Japan ruling party executive to keep visiting war shrine

Source:AFP Published: 2013-5-12 23:23:02

The policy chief of Japan's ruling party vowed Sunday to keep paying homage at a controversial war shrine despite anger and diplomatic protests by China and South Korea.

Nearly 170 Japanese lawmakers made a pilgrimage last month to the Yasukuni Shrine, a flash point in a bitter dispute between Japan and Asian neighbors which were victims of its 20th century militarism.

For foreign critics, the shrine is a stark reminder of Tokyo's brutal occupation of the Korean peninsula and imperialist expansion leading up to World War II. Among the 2.5 million honored there are 14 men convicted of war crimes by a US-led tribunal after Japan's 1945 surrender.

Sanae Takaichi, who heads the ruling Liberal Democratic Party's policy affairs council, was one of the senior lawmakers who joined the April visit and on Sunday defended the practice.

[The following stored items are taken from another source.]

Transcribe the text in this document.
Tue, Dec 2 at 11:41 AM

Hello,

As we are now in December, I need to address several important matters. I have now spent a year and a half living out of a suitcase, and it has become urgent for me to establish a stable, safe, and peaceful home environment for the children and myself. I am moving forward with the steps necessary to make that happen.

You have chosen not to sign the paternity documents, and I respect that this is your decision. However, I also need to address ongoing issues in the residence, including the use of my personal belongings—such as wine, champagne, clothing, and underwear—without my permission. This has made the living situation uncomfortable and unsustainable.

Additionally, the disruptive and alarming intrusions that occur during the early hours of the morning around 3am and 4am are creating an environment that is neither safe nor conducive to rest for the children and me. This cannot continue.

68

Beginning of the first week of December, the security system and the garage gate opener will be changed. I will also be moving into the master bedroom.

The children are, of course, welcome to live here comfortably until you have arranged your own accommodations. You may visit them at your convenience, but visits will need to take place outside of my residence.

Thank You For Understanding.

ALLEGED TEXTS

"It's an internal affair (of a nation) how to commemorate the people who sacrificed their lives for the national policy," Takaichi said on a program on public broadcaster NHK.

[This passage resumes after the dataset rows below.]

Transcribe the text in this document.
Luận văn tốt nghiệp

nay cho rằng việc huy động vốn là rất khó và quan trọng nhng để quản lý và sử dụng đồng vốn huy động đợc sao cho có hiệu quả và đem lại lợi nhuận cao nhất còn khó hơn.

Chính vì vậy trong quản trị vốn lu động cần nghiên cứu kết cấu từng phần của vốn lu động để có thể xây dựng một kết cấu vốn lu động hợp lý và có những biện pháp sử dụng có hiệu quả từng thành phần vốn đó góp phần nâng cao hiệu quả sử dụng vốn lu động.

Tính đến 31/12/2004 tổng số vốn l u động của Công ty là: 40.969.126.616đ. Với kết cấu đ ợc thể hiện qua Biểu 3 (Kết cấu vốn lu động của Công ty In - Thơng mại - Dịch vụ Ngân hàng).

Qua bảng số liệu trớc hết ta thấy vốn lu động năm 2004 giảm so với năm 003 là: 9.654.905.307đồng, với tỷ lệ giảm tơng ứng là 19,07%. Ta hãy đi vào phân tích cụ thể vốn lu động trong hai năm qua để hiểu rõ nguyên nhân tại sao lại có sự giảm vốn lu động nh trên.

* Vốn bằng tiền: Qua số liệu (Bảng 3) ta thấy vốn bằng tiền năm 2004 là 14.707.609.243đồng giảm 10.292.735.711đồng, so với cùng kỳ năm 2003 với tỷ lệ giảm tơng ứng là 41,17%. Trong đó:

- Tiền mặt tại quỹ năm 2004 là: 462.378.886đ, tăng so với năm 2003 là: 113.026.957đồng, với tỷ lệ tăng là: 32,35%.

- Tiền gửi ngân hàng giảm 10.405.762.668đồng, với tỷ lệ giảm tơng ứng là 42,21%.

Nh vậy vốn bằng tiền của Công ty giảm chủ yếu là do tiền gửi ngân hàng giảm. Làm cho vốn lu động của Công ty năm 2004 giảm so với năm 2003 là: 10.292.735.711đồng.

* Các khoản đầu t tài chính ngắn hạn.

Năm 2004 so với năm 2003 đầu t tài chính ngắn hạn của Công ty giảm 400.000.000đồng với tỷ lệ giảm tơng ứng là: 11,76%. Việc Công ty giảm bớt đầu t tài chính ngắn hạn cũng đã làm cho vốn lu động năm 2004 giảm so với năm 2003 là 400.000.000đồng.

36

China agreed to the principle of non-interference in each other's internal affairs when Tokyo and Beijing established diplomatic ties in 1972, she argued.

Takaichi also voiced doubt about a 1995 landmark statement Japan issued under then-prime minister Tomiichi Murayama, which acknowledged it followed "a mistaken national policy" and advanced along the road to war.

Takaichi also said Prime Minister Shinzo Abe may have different views on history from past Japanese governments which accepted the judgment of the post-war Tokyo tribunal.